Un petit jeune homme blond, joli comme une femme (une femme qui serait jolie, bien entendu), vêtu d’un élégant complet de voyage, les pieds menus, le chef coiffé d’une casquette-béret, ayant dans toute son allure un je ne sais quoi qui étonnait, un jeune homme, disons-nous, jaillit de l’escalier des premières, ainsi qu’un lutin sortant d’une boite.

Il passa auprès d’Emmie, la frôlant presque.

La fillette le suivit machinalement des yeux. L’adolescent marcha droit à une personne accoudée au bastingage, et qui, vraisemblablement l’attendait, car les deux personnages se serrèrent la main et se prirent à causer à voix trop basse, pour que leurs paroles n’arrivassent pas à la cousine de Tibérade.
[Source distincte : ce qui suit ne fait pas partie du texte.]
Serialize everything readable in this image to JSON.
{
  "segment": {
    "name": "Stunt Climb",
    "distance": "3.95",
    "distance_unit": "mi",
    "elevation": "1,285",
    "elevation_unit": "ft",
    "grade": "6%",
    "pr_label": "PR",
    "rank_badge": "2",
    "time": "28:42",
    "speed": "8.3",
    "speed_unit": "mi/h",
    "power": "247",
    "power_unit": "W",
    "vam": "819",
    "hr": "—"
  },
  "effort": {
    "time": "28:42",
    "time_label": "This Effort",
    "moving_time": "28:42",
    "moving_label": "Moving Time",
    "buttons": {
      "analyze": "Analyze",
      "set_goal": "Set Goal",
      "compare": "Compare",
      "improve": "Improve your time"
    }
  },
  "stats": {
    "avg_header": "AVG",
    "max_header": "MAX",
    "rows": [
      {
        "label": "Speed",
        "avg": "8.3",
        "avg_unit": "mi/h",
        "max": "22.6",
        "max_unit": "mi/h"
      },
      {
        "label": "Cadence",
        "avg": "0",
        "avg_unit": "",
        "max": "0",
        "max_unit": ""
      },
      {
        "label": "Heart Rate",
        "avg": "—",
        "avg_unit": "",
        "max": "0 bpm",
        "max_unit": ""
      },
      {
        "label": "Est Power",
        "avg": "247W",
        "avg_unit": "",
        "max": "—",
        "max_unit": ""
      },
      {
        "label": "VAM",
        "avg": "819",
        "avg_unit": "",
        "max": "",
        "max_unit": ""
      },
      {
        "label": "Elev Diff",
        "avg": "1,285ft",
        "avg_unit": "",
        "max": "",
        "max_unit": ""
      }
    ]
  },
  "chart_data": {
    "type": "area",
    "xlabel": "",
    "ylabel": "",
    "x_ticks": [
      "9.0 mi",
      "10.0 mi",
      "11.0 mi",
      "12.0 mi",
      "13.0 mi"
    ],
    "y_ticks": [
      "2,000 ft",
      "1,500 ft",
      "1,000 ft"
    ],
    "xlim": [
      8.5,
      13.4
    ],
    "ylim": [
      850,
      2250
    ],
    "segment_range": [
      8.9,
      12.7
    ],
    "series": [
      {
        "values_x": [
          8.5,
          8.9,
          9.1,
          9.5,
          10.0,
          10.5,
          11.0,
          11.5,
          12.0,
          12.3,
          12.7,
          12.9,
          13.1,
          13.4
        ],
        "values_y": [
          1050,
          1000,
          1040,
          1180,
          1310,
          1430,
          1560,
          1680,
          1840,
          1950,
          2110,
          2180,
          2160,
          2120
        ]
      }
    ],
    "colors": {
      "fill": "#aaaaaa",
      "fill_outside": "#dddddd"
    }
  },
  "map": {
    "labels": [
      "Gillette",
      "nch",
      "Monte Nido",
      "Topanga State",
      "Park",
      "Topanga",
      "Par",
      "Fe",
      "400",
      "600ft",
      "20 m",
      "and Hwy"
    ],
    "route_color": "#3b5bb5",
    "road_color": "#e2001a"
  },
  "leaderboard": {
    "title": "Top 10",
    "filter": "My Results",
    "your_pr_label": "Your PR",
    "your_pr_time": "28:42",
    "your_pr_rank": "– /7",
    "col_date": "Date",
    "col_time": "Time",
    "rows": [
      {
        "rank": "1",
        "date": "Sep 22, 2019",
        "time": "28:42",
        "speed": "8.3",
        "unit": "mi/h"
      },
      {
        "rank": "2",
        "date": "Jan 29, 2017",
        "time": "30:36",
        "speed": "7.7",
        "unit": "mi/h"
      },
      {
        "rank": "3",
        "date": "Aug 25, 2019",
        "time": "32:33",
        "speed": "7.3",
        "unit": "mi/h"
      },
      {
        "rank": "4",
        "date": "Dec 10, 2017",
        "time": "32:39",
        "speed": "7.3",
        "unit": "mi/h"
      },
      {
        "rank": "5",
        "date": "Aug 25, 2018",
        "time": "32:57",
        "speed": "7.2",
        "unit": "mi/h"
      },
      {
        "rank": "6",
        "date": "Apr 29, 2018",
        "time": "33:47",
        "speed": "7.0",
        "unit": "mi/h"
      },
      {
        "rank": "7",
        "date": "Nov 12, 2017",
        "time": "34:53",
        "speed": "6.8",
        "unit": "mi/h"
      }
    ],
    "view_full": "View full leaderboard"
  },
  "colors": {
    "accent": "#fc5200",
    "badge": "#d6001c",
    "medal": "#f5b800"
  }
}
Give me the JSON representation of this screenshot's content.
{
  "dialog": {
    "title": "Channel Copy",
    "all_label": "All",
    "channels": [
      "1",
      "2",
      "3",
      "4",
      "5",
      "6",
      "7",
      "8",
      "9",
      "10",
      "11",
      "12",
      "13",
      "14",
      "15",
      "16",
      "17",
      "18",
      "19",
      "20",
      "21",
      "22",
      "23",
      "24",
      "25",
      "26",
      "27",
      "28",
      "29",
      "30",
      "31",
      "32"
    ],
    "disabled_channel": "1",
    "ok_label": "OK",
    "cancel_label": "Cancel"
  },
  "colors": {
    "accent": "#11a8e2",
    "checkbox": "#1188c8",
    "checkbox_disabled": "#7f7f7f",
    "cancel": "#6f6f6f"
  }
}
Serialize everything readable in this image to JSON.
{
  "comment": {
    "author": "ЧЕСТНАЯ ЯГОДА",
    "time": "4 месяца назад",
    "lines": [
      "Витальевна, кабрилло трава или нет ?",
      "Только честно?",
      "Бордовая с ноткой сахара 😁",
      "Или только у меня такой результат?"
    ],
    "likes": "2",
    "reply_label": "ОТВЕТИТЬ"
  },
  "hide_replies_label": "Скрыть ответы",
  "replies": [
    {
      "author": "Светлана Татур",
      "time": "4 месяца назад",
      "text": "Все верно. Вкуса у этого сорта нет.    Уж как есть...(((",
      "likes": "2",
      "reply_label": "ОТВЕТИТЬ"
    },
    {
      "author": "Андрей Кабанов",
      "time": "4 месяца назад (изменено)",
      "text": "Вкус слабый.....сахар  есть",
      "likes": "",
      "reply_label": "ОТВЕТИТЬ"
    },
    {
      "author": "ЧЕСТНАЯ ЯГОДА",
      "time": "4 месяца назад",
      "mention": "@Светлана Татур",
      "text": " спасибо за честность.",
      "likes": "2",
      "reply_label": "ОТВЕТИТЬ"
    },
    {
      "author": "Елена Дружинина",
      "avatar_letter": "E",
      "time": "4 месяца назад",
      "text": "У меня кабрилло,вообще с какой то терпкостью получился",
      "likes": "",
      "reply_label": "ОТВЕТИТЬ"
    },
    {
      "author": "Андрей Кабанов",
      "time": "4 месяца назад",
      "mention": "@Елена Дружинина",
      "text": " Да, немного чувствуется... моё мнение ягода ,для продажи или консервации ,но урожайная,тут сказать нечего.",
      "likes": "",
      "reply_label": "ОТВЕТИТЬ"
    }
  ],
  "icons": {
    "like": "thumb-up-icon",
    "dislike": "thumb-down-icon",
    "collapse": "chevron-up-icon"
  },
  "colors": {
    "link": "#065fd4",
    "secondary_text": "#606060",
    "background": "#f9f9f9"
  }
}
Celle-ci ne songea pas à s’en plaindre.

Non, elle était médusée. Dans l’interlocutrice du jeune gentleman, elle venait de reconnaître Véronique Hardy, la femme de chambre de Sika.

Et les questions se pressaient dans sa tête mutine.

Que signifiait la familiarité du passager de première classe et de la servante, familiarité soulignée par le shake-hand ?

De toute évidence, leur rencontre était à la fois préméditée et secrète, car la camériste promenait sans cesse autour d’elle des regards inquiets.

Un moment ses yeux rencontrèrent ceux d’Emmie. Elle tressaillit, parla bas à son compagnon, et tous deux se séparèrent brusquement : lui, se dirigeant vers le « salon », elle se hâtant vers l’avant du steamer.

— Tiens, tiens, monologua la fillette. Il faudra que je signale cela à Mlle Sika. Quand on a à redouter les espions, il convient de surveiller ses domestiques. Ceci est d’un grand poète, lequel, durant quelques secondes, pensa avec le bon sens d’un bourgeois.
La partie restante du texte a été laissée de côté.